O George não está a envelhecer da melhor maneira: creio que corta o cabelo demasiado curto, ainda não atinou com a dinâmica pêra-bigode e o queixo parece mais proeminente. A somar a isto, homossexualizou-se daquele modo maduro que torna os maricas inevitavelmente ridículos ("encontrei o homem da minha vida, blá-blá-blá" - se fosse para os maricas afirmarem estas coisas o Velho Testamento não se daria ao trabalho de os condenar). Noutra nota negativa acresce que toca ao vivo algumas das suas melhores músicas ("Faith" por exemplo) como se tivesse sido introduzido em palco pela Catarina Furtado. Mas no meio de tudo isto acertou em cheio na questão Led Zeppelin e consequente temática da música negra. No que à teoria sexual diz respeito, está coberto de razão.

terça-feira, janeiro 02, 2007

Começar o ano com despesas fixas
Onde se escreve na página 69:
"A maior invenção da civilização moderna foi tornar selvagem o conceito de bondade. A partir daí todas as crianças são maravilhosas."

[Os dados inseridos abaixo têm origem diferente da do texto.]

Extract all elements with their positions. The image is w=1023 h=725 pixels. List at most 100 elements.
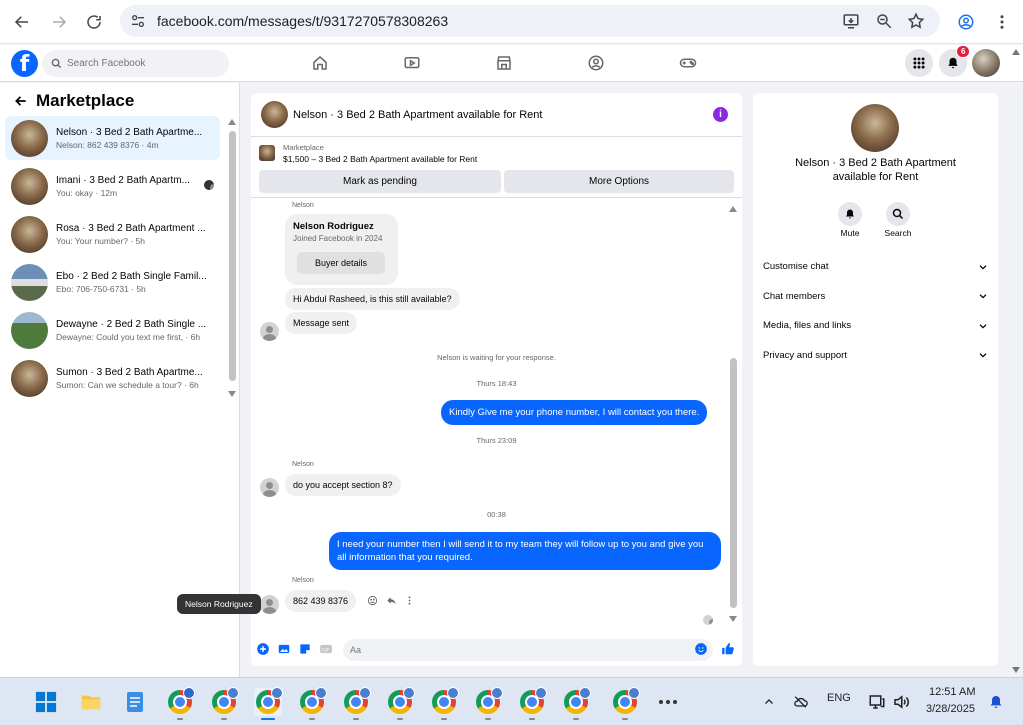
chrome-taskbar-button[interactable]: [210, 687, 239, 716]
language-indicator[interactable]: ENG: [827, 692, 851, 704]
message-bubble[interactable]: Message sent: [285, 312, 358, 334]
notifications-button[interactable]: 6: [939, 45, 971, 77]
listing-thumb[interactable]: [259, 145, 275, 161]
more-options-button[interactable]: More Options: [504, 170, 734, 193]
listing-text[interactable]: $1,500 – 3 Bed 2 Bath Apartment availabl…: [283, 154, 477, 164]
volume-icon[interactable]: [892, 693, 910, 711]
chrome-taskbar-button[interactable]: [342, 687, 371, 716]
profile-badge-icon: [403, 687, 415, 699]
more-icon[interactable]: [404, 595, 415, 606]
list-scroll-up-icon[interactable]: [228, 119, 236, 125]
details-section[interactable]: Chat members: [763, 291, 988, 302]
chat-header: Nelson · 3 Bed 2 Bath Apartment availabl…: [251, 93, 742, 137]
info-icon[interactable]: i: [713, 107, 728, 122]
facebook-search-input[interactable]: [67, 58, 217, 69]
photo-icon[interactable]: [277, 642, 291, 656]
reply-icon[interactable]: [386, 595, 397, 606]
notification-bell-icon[interactable]: [988, 694, 1004, 710]
message-input[interactable]: [343, 639, 713, 661]
list-scrollbar[interactable]: [229, 131, 236, 381]
account-avatar[interactable]: [972, 49, 1000, 77]
sender-avatar[interactable]: [260, 322, 279, 341]
menu-grid-button[interactable]: [905, 49, 933, 77]
facebook-search[interactable]: [42, 50, 229, 77]
react-icon[interactable]: [367, 595, 378, 606]
mute-button[interactable]: [838, 202, 862, 226]
conversation-item[interactable]: Imani · 3 Bed 2 Bath Apartm... You: okay …: [5, 164, 220, 208]
chrome-taskbar-button[interactable]: [518, 687, 547, 716]
section-label: Privacy and support: [763, 349, 847, 361]
list-scroll-down-icon[interactable]: [228, 391, 236, 397]
back-arrow-icon[interactable]: [14, 94, 28, 108]
reload-button[interactable]: [80, 8, 108, 36]
chat-scroll-up-icon[interactable]: [729, 206, 737, 212]
back-button[interactable]: [8, 8, 36, 36]
start-button[interactable]: [32, 688, 60, 716]
notepad-button[interactable]: [121, 688, 149, 716]
chat-scroll-down-icon[interactable]: [729, 616, 737, 622]
chrome-taskbar-button[interactable]: [474, 687, 503, 716]
page-scroll-down-icon[interactable]: [1012, 667, 1020, 673]
search-conversation-button[interactable]: [886, 202, 910, 226]
details-section[interactable]: Media, files and links: [763, 320, 988, 331]
message-bubble[interactable]: do you accept section 8?: [285, 474, 401, 496]
chat-scrollbar[interactable]: [730, 358, 737, 608]
forward-button[interactable]: [45, 8, 73, 36]
chrome-taskbar-button[interactable]: [254, 687, 283, 716]
message-bubble[interactable]: Hi Abdul Rasheed, is this still availabl…: [285, 288, 460, 310]
sender-avatar[interactable]: [260, 478, 279, 497]
chevron-up-icon[interactable]: [763, 696, 775, 708]
chat-details-panel: Nelson · 3 Bed 2 Bath Apartment availabl…: [753, 93, 998, 666]
chrome-taskbar-button[interactable]: [562, 687, 591, 716]
zoom-icon[interactable]: [875, 12, 893, 30]
install-app-icon[interactable]: [842, 12, 860, 30]
emoji-icon[interactable]: [694, 642, 708, 656]
gif-icon[interactable]: GIF: [319, 642, 333, 656]
chrome-taskbar-button[interactable]: [298, 687, 327, 716]
conversation-item[interactable]: Nelson · 3 Bed 2 Bath Apartme... Nelson: …: [5, 116, 220, 160]
conversation-item[interactable]: Ebo · 2 Bed 2 Bath Single Famil... Ebo: 7…: [5, 260, 220, 304]
outgoing-message-bubble[interactable]: Kindly Give me your phone number, I will…: [441, 400, 708, 425]
outgoing-message-bubble[interactable]: I need your number then I will send it t…: [329, 532, 721, 570]
cloud-offline-icon[interactable]: [792, 694, 809, 710]
groups-nav-button[interactable]: [587, 54, 607, 74]
chrome-taskbar-button[interactable]: [430, 687, 459, 716]
chrome-taskbar-button[interactable]: [386, 687, 415, 716]
marketplace-nav-button[interactable]: [495, 54, 515, 74]
mark-as-pending-button[interactable]: Mark as pending: [259, 170, 501, 193]
message-bubble[interactable]: 862 439 8376: [285, 590, 357, 612]
browser-menu-button[interactable]: [988, 8, 1016, 36]
chat-avatar[interactable]: [261, 101, 288, 128]
details-section[interactable]: Privacy and support: [763, 350, 988, 361]
sender-avatar[interactable]: [260, 595, 279, 614]
bookmark-star-icon[interactable]: [907, 12, 925, 30]
page-scroll-up-icon[interactable]: [1012, 49, 1020, 55]
address-bar[interactable]: facebook.com/messages/t/9317270578308263: [120, 5, 940, 37]
conversation-item[interactable]: Dewayne · 2 Bed 2 Bath Single ... Dewayne…: [5, 308, 220, 352]
search-icon: [51, 58, 62, 69]
home-nav-button[interactable]: [311, 54, 331, 74]
chrome-taskbar-button[interactable]: [611, 687, 640, 716]
more-apps-button[interactable]: [654, 688, 682, 716]
conversation-item[interactable]: Rosa · 3 Bed 2 Bath Apartment ... You: Yo…: [5, 212, 220, 256]
clock-date[interactable]: 3/28/2025: [926, 703, 975, 715]
facebook-logo-icon[interactable]: f: [11, 50, 38, 77]
display-icon[interactable]: [868, 693, 886, 711]
details-section[interactable]: Customise chat: [763, 261, 988, 272]
thumbs-up-icon[interactable]: [721, 642, 735, 656]
buyer-details-button[interactable]: Buyer details: [297, 252, 385, 274]
video-nav-button[interactable]: [403, 54, 423, 74]
chrome-taskbar-button[interactable]: [166, 687, 195, 716]
account-circle-icon: [958, 14, 974, 30]
gaming-nav-button[interactable]: [679, 54, 699, 74]
file-explorer-button[interactable]: [77, 688, 105, 716]
profile-button[interactable]: [952, 8, 980, 36]
profile-badge-icon: [271, 687, 283, 699]
plus-circle-icon[interactable]: [256, 642, 270, 656]
details-avatar[interactable]: [851, 104, 899, 152]
conversation-item[interactable]: Sumon · 3 Bed 2 Bath Apartme... Sumon: Ca…: [5, 356, 220, 400]
chat-title[interactable]: Nelson · 3 Bed 2 Bath Apartment availabl…: [293, 109, 542, 121]
clock-time[interactable]: 12:51 AM: [929, 686, 975, 698]
running-indicator: [353, 718, 359, 720]
sticker-icon[interactable]: [298, 642, 312, 656]
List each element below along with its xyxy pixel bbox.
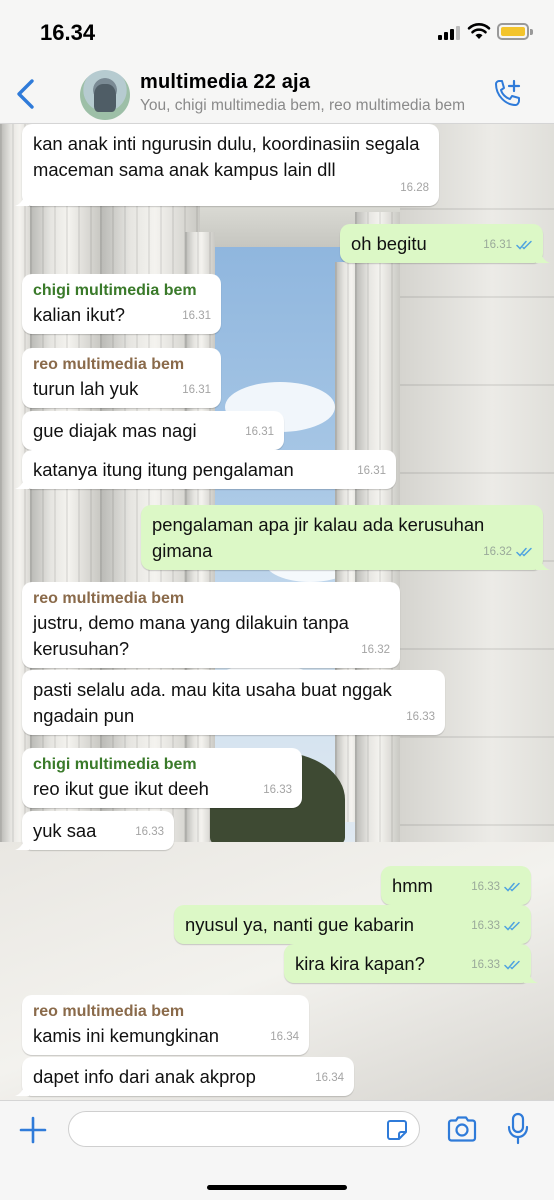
message-text: pengalaman apa jir kalau ada kerusuhan g… xyxy=(152,514,485,561)
group-avatar[interactable] xyxy=(80,70,130,120)
incoming-message[interactable]: reo multimedia bem kamis ini kemungkinan… xyxy=(22,995,309,1055)
message-text: nyusul ya, nanti gue kabarin xyxy=(185,914,415,935)
chat-participants[interactable]: You, chigi multimedia bem, reo multimedi… xyxy=(140,97,480,115)
message-time: 16.34 xyxy=(315,1072,344,1084)
message-text: reo ikut gue ikut deeh xyxy=(33,778,209,799)
incoming-message[interactable]: kan anak inti ngurusin dulu, koordinasii… xyxy=(15,124,439,206)
message-meta: 16.33 xyxy=(263,777,292,803)
cellular-signal-icon xyxy=(438,26,460,40)
incoming-message[interactable]: reo multimedia bem justru, demo mana yan… xyxy=(22,582,400,668)
message-meta: 16.31 xyxy=(357,458,386,484)
message-time: 16.33 xyxy=(471,959,500,971)
bubble-tail xyxy=(524,969,538,983)
read-ticks-icon xyxy=(516,240,532,250)
chevron-left-icon[interactable] xyxy=(14,78,38,110)
sender-name: chigi multimedia bem xyxy=(33,756,197,773)
bubble-tail xyxy=(15,475,29,489)
bubble-tail xyxy=(536,556,550,570)
message-meta: 16.31 xyxy=(182,303,211,329)
message-meta: 16.31 xyxy=(245,419,274,445)
message-text: oh begitu xyxy=(351,233,427,254)
message-meta: 16.33 xyxy=(471,913,521,939)
message-time: 16.33 xyxy=(135,826,164,838)
read-ticks-icon xyxy=(504,921,520,931)
incoming-message[interactable]: katanya itung itung pengalaman 16.31 xyxy=(15,450,396,489)
message-text: pasti selalu ada. mau kita usaha buat ng… xyxy=(33,679,392,726)
message-text: kamis ini kemungkinan xyxy=(33,1025,220,1046)
incoming-message[interactable]: chigi multimedia bem kalian ikut? 16.31 xyxy=(22,274,221,334)
bubble-tail xyxy=(536,249,550,263)
message-text: kan anak inti ngurusin dulu, koordinasii… xyxy=(33,133,420,180)
microphone-icon[interactable] xyxy=(506,1112,530,1146)
message-text: hmm xyxy=(392,875,433,896)
message-time: 16.31 xyxy=(357,465,386,477)
message-text: yuk saa xyxy=(33,820,97,841)
incoming-message[interactable]: yuk saa 16.33 xyxy=(15,811,174,850)
battery-icon xyxy=(497,23,533,40)
sender-name: reo multimedia bem xyxy=(33,590,185,607)
message-meta: 16.32 xyxy=(361,637,390,663)
plus-icon[interactable] xyxy=(18,1115,48,1145)
message-time: 16.33 xyxy=(471,881,500,893)
message-text: justru, demo mana yang dilakuin tanpa ke… xyxy=(33,612,349,659)
wifi-icon xyxy=(467,23,491,39)
read-ticks-icon xyxy=(504,882,520,892)
incoming-message[interactable]: pasti selalu ada. mau kita usaha buat ng… xyxy=(22,670,445,735)
outgoing-message[interactable]: hmm 16.33 xyxy=(381,866,531,905)
bubble-tail xyxy=(15,836,29,850)
message-time: 16.31 xyxy=(182,384,211,396)
outgoing-message[interactable]: pengalaman apa jir kalau ada kerusuhan g… xyxy=(141,505,550,570)
compose-bar xyxy=(0,1100,554,1200)
message-text: dapet info dari anak akprop xyxy=(33,1066,256,1087)
message-time: 16.32 xyxy=(361,644,390,656)
message-meta: 16.34 xyxy=(270,1024,299,1050)
message-time: 16.34 xyxy=(270,1031,299,1043)
phone-plus-icon[interactable] xyxy=(490,78,524,112)
message-meta: 16.31 xyxy=(483,232,533,258)
message-time: 16.28 xyxy=(400,182,429,194)
outgoing-message[interactable]: oh begitu 16.31 xyxy=(340,224,550,263)
message-meta: 16.33 xyxy=(135,819,164,845)
chat-title[interactable]: multimedia 22 aja xyxy=(140,71,310,94)
incoming-message[interactable]: gue diajak mas nagi 16.31 xyxy=(22,411,284,450)
message-input[interactable] xyxy=(68,1111,420,1147)
message-meta: 16.32 xyxy=(483,539,533,565)
bubble-tail xyxy=(15,1082,29,1096)
chat-header: 16.34 multimedia 22 aja You, chigi multi… xyxy=(0,0,554,124)
sender-name: reo multimedia bem xyxy=(33,1003,185,1020)
home-indicator xyxy=(207,1185,347,1190)
outgoing-message[interactable]: nyusul ya, nanti gue kabarin 16.33 xyxy=(174,905,531,944)
message-text: gue diajak mas nagi xyxy=(33,420,197,441)
message-time: 16.33 xyxy=(406,711,435,723)
sender-name: chigi multimedia bem xyxy=(33,282,197,299)
message-time: 16.32 xyxy=(483,546,512,558)
message-meta: 16.33 xyxy=(471,874,521,900)
message-time: 16.31 xyxy=(245,426,274,438)
sender-name: reo multimedia bem xyxy=(33,356,185,373)
message-meta: 16.34 xyxy=(315,1065,344,1091)
message-time: 16.33 xyxy=(263,784,292,796)
message-text: katanya itung itung pengalaman xyxy=(33,459,294,480)
incoming-message[interactable]: dapet info dari anak akprop 16.34 xyxy=(15,1057,354,1096)
sticker-icon[interactable] xyxy=(385,1118,409,1142)
message-meta: 16.28 xyxy=(400,175,429,201)
message-time: 16.31 xyxy=(182,310,211,322)
message-time: 16.31 xyxy=(483,239,512,251)
message-time: 16.33 xyxy=(471,920,500,932)
read-ticks-icon xyxy=(504,960,520,970)
bubble-tail xyxy=(15,192,29,206)
incoming-message[interactable]: reo multimedia bem turun lah yuk 16.31 xyxy=(22,348,221,408)
message-text: kalian ikut? xyxy=(33,304,126,325)
message-meta: 16.33 xyxy=(406,704,435,730)
status-time: 16.34 xyxy=(40,20,96,45)
outgoing-message[interactable]: kira kira kapan? 16.33 xyxy=(284,944,538,983)
message-meta: 16.33 xyxy=(471,952,521,978)
read-ticks-icon xyxy=(516,547,532,557)
message-text: turun lah yuk xyxy=(33,378,139,399)
incoming-message[interactable]: chigi multimedia bem reo ikut gue ikut d… xyxy=(22,748,302,808)
message-text: kira kira kapan? xyxy=(295,953,425,974)
message-meta: 16.31 xyxy=(182,377,211,403)
camera-icon[interactable] xyxy=(446,1115,478,1143)
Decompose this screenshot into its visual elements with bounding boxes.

Ando especializado da minha filha de dois anos e meio. À outra, de pouco mais de um mês, ainda nem uma mão cheia de fraldas mudei. Ostensivamente mamífera, poucas atenções requer de mim (não vejo a hora de chegar o terceiro). Neste preciso momento soa o intercomunicador e preparo-me para dirigir-me ao berço simular utilidade à minha presença. Por este andar não acabo o quarto capítulo do novo Zizek.